# streak of bad luck still GOING STRONG



## hurstmotox67 (Aug 21, 2009)

well today started out great, went to a buddys shop in the GTO to see if i could borrow his trailor to haul my coronet from my dads to my moms house.. ofcourse he lets me, so like always i do a burnout leaving the shop, rev to 6000 in 1st like always, then to 5800 in 2nd and 3rd. no power braking or anything fancy. just a normal burnout. and go home. then i go to get the cutouts installed on the goat. drove it home open header and with the huge cam, it sounded amazing. smile on my face the whole way! but it was running a little hot, actually really hot around 230. i figured it was due to a new intake manifold and a higher degree thermostat and it running lean due to the open headers. so i get home and waited for it to cool down and put the old 160 thermostat. still ran hot, and drove it on the highway and noticed a small rattle/knock above 2000rpm. so i pulled the valve covers and found metal all throughout the valvetrane. **** my life why do i even try? my streak of bad luck is rediculous. so another $4000 DOWN THE DRAIN, total $6500 now. and 2 junk motors. just kill me now


----------



## jpalamar (Jul 22, 2008)

Did you tune after the cam install? And what do you mean a high * thermostat?

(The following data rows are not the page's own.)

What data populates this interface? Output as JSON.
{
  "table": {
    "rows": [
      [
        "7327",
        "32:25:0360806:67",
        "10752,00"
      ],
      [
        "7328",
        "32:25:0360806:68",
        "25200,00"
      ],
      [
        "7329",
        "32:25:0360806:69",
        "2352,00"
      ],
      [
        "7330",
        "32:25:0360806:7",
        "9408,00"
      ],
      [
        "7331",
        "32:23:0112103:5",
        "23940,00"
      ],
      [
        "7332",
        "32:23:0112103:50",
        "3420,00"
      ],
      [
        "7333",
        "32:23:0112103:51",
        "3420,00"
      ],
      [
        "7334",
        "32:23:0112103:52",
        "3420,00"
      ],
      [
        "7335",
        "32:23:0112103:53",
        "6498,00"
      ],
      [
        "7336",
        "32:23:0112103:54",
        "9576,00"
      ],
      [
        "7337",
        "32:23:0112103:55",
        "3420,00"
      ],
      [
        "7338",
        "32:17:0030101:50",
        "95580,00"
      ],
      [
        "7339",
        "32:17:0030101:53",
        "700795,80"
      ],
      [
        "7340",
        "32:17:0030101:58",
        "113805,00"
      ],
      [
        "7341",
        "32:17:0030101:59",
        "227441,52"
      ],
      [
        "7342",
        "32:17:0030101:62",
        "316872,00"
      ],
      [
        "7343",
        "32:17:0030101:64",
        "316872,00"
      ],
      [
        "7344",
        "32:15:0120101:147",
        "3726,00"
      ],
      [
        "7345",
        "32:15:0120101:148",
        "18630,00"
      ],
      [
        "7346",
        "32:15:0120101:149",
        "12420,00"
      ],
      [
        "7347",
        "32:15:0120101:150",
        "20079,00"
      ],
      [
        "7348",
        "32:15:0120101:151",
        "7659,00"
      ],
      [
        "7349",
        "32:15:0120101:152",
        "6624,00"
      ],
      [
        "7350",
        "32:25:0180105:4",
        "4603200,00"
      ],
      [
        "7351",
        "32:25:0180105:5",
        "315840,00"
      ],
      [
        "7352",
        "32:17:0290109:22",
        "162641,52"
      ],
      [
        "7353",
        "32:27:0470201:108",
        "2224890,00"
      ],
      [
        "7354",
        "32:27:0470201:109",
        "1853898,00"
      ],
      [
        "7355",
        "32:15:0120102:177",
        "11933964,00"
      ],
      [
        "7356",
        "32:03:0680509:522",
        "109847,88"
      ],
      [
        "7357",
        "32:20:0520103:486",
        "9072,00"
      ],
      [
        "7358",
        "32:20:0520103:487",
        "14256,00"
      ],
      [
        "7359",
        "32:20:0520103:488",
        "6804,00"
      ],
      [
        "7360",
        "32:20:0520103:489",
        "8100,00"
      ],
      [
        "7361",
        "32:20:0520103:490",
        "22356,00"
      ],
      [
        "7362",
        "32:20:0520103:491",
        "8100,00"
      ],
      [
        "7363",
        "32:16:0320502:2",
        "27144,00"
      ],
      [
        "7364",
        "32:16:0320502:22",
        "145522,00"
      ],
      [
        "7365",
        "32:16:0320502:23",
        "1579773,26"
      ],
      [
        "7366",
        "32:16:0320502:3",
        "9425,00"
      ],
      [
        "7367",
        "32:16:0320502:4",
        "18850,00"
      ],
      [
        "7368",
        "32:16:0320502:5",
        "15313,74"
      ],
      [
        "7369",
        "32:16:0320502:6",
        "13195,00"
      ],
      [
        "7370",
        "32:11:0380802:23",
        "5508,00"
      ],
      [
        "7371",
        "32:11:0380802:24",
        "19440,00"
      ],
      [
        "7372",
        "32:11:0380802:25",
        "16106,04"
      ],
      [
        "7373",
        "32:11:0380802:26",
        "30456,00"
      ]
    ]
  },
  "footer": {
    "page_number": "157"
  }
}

Best advise I can give, heat will kill instantly, if there are any issues with temps, shut it off.


----------



## Gotagoat (Jan 6, 2006)

It's been my experience (I've replaced a few motors too in the 45 years I've owned performance cars) that the harder you push them, the sooner you'll replace them. No doubt the burn-outs/high revs/banging gears are entertaining but you will pay to play. No motor will withstand constant high stress operation so it all boils down to how long you want one to last and how much you want it to cost you.


----------



## Poncho Dan (Jun 30, 2009)

There's a difference between driving hard and beating on it/abusing it.


----------